Cerimônias na Praça Tiradentes
Em Ouro Preto, as cerimônias serão realizadas na Paróquia de Nossa Senhora do Pilar, com a maior parte das cerimônias na Basílica do Pilar. A montagem da estrutura, na Praça Tiradentes, no Centro Histórico, para a solenidade de 21 de Abril, não vai afetar a programação da Semana Santa nem causará problemas, informa Carlos José Aparecido de Oliveira, diretor do Museu de Arte Sacra, vinculado à paróquia do Pilar. “Tivemos uma reunião com a equipe do cerimonial do governo de Minas e ficou acertado que poderemos, inclusive, usar o palanque que receberá as autoridades”, afirmou ontem o diretor do museu.

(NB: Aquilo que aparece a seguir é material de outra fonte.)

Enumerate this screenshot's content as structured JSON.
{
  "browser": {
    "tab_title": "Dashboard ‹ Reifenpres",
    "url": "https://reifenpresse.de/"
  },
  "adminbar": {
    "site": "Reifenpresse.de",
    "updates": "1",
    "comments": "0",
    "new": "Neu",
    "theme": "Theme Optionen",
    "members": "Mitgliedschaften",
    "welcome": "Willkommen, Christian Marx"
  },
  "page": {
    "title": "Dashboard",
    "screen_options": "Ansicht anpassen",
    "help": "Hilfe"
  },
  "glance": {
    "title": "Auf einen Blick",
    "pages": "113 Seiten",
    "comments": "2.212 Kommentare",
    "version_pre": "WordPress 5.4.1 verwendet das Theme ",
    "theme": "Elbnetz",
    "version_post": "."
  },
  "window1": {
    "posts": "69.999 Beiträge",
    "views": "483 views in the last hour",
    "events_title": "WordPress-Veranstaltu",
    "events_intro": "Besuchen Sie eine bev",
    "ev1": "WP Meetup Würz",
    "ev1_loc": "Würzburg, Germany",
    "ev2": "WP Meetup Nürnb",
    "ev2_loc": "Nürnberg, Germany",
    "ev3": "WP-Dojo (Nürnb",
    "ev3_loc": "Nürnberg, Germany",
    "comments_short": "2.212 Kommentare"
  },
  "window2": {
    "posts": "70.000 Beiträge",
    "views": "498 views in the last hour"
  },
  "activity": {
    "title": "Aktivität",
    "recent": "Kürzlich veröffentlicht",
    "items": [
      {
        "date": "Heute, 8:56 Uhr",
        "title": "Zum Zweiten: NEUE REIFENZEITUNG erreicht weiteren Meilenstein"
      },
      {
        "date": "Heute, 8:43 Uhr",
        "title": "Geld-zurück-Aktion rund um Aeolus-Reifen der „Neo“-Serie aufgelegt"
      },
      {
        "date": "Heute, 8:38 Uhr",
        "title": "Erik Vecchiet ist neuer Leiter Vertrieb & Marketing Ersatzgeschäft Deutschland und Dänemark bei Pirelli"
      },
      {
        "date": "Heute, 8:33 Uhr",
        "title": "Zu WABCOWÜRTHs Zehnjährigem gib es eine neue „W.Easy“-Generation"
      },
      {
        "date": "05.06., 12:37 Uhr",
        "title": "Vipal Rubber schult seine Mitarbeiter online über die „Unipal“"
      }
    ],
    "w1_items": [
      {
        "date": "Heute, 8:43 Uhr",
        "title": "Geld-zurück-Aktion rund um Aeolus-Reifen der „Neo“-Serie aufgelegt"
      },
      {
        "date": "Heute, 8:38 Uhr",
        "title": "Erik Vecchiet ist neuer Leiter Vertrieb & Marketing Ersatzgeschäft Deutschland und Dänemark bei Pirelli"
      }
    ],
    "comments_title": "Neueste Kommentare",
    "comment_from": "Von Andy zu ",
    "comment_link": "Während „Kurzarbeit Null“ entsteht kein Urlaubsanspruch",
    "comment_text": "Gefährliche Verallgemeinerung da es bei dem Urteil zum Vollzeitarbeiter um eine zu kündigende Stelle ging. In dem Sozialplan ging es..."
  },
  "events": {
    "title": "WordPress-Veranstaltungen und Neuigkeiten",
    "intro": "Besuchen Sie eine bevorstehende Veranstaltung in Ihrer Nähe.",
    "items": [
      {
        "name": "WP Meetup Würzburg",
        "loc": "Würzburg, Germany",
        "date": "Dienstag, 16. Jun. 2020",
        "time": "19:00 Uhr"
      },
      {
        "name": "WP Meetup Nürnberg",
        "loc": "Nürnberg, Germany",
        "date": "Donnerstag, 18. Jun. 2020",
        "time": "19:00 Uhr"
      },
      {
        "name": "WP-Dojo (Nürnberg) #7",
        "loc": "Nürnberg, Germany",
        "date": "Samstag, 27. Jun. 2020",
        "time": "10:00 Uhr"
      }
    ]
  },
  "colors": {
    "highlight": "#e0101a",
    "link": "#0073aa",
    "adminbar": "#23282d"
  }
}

Em Santa Luzia, na Grande BH, as figuras que compõem as procissões da Semana Santa vão sair com roupas novas, adianta o padre Danil Marcelo dos Santos, que estará à frente, amanhã, do último dia do Setenário de Nossa Senhora das Dores, na Igreja Matriz. O mesmo rito ocorrerá na Paróquia de Nossa Senhora do Rosário, na vizinha Sabará, com a presença da orquestra e do coral Santa Cecília, diz o titular da paróquia, padre Rogério Messias. Ele conta que a peregrinação ao Morro da Cruz, na madrugada da sexta-feira da Paixão, terá uma diferença desta vez: como a Capela de Nossa Senhora das Dores está interditada, a imagem será levada para uma tenda especialmente montada para a ocasião.